Marmont, le judas de Napoléon

L’historien des maréchaux d’Empire

Agrégé d’histoire et enseignant en classes préparatoires au lycée Janson-de-Sailly, Franck Favier s’est fait remarquer de l’amateur d’histoire napoléonienne par deux biographies : Bernadotte (Ellipses, 2010) et surtout Berthier (Perrin, 2015), tant cette dernière eut le mérite de sortir de l’ombre le chef d’état-major de Napoléon, rouage essentiel de la Grande armée. Il se penche ici sur la figure détestée de Marmont, vieux compagnon de Napoléon qu’il trahit et abandonna en 1814.

 

L’ascension d’un petit noble de province

Issu d’une famille bourguignonne en pleine ascension sociale, Auguste de Marmont bénéficie de l’attention de ses parents et réussit à les convaincre de le laisser tenter une carrière militaire. Ayant choisi l’artillerie, il rencontre vite Junot et surtout Bonaparte. Le jeune Marmont attache ses pas à cet aîné qu’il admire. Il l’accompagne à Toulon, en Italie, en Egypte.

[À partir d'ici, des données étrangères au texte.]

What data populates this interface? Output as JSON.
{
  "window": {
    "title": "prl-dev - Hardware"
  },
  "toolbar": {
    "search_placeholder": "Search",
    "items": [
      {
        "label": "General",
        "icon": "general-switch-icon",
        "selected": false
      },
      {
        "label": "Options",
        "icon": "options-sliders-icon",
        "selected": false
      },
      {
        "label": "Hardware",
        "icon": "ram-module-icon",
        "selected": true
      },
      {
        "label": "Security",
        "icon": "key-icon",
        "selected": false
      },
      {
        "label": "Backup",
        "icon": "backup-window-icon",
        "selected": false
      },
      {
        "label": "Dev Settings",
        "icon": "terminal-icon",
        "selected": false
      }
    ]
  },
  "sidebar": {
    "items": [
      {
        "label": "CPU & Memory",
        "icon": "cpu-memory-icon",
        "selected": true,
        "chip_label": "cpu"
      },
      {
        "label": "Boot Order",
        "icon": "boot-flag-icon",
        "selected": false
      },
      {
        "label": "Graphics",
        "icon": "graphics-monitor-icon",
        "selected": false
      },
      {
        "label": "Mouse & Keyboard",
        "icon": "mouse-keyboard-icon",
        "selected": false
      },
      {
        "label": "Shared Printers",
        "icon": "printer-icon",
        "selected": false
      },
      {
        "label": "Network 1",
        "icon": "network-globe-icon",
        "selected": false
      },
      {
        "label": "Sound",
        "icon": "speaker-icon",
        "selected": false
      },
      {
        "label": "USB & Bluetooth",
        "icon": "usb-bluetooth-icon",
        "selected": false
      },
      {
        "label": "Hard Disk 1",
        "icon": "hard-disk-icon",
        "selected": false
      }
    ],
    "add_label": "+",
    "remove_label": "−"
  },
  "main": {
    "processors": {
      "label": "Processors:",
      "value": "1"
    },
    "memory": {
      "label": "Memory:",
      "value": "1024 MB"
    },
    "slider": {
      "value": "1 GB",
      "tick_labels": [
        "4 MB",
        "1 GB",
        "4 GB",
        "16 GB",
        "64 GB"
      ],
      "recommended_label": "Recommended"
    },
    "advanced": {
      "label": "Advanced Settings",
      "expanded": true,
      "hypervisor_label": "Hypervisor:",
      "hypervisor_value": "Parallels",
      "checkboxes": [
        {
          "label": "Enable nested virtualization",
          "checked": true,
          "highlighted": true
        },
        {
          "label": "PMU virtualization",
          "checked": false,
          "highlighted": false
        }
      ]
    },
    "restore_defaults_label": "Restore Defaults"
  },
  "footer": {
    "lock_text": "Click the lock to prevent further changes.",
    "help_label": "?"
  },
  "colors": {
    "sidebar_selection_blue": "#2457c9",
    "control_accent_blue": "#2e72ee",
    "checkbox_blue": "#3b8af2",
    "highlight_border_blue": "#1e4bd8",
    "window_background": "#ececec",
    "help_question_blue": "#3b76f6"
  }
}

Bonaparte contribue même à sa dot lorsqu’il se marie avec Hortense Perrégeaux, fille d’un futur Régent de la Banque de France. Beau, intelligent, Marmont paraît béni des dieux. Sauf qu’il est vite vaniteux, qu’il rate la première promotion des maréchaux de France, qu’il multiplie les conquêtes féminines et néglige sa femme, pourtant très amoureuse…

 

 

 

Ah la vanité !

Persuadé de ses talents, Marmont ronge son frein. S’il réussit pleinement en tant que gouverneur de Dalmatie (au point que des rues portent encore son nom dans ce coin reculé d’Europe), il ne convainc que modérément sur le champ de bataille lors de la campagne de 1809 où en Espagne. Dans la péninsule ibérique, Marmont passe son temps à se quereller avec Soult ou Joseph Bonaparte et Wellington le bat aux Arapiles. Blessé à un bras, Marmont rentre en France et ne participe ensuite qu’à la campagne d’Allemagne, puis à celle de France. Courageux, intrépide, il lui manque pourtant la résolution et le coup d’œil tactique. En avril 1814, il est celui des maréchaux qui ose franchir le pas et soustrait son corps (après des malentendus avec ses soldats) à la guerre, rompant l’unité de l’armée française. Et le voilà  donc Judas, le duc de Raguse, à jamais le traître ! on en forgera un verbe, « raguser » qui signifie trahir. Et qu’en retirera-t-il ? Quelques hochets, le titre de major général de la garde nationale. La cour de la Restauration se méfie de lui, au point de lui refuser le commandement de l’expédition d’Alger en 1830, qu’il avait préparé. Au lieu de cela, il commandera à Paris lors des journées de juillet et perdra…

 

Face au fils de son bienfaiteur

En exil jusqu’à sa mort, Marmont n’en a pourtant pas fini avec Napoléon. Il rencontrera son fils, l’aiglon, à Vienne et le rencontrera régulièrement pour lui parler de son père. Marmont s’attachera à ce jeune homme malade qui lui rappelle sa propre jeunesse, lui qui n’a pas d’enfants. Et voilà l’ironie de l’histoire, le fils ne rencontre comme compagnon de son père que celui qui l’a trahi… cela inspirera Edmond Rostand. Franck Favier nous a en tout cas donné une excellente biographie. Une question cependant : à quel maréchal va-t-il s’attaquer maintenant ?

 

Sylvain Bonnet

 

Franck Favier, Marmont, Perrin, juin 2018, 368 pages, 23 euros

 

On lire avec intérêt les Mémoires du Maréchal Marmont (1792-1841) sur le site Gallica.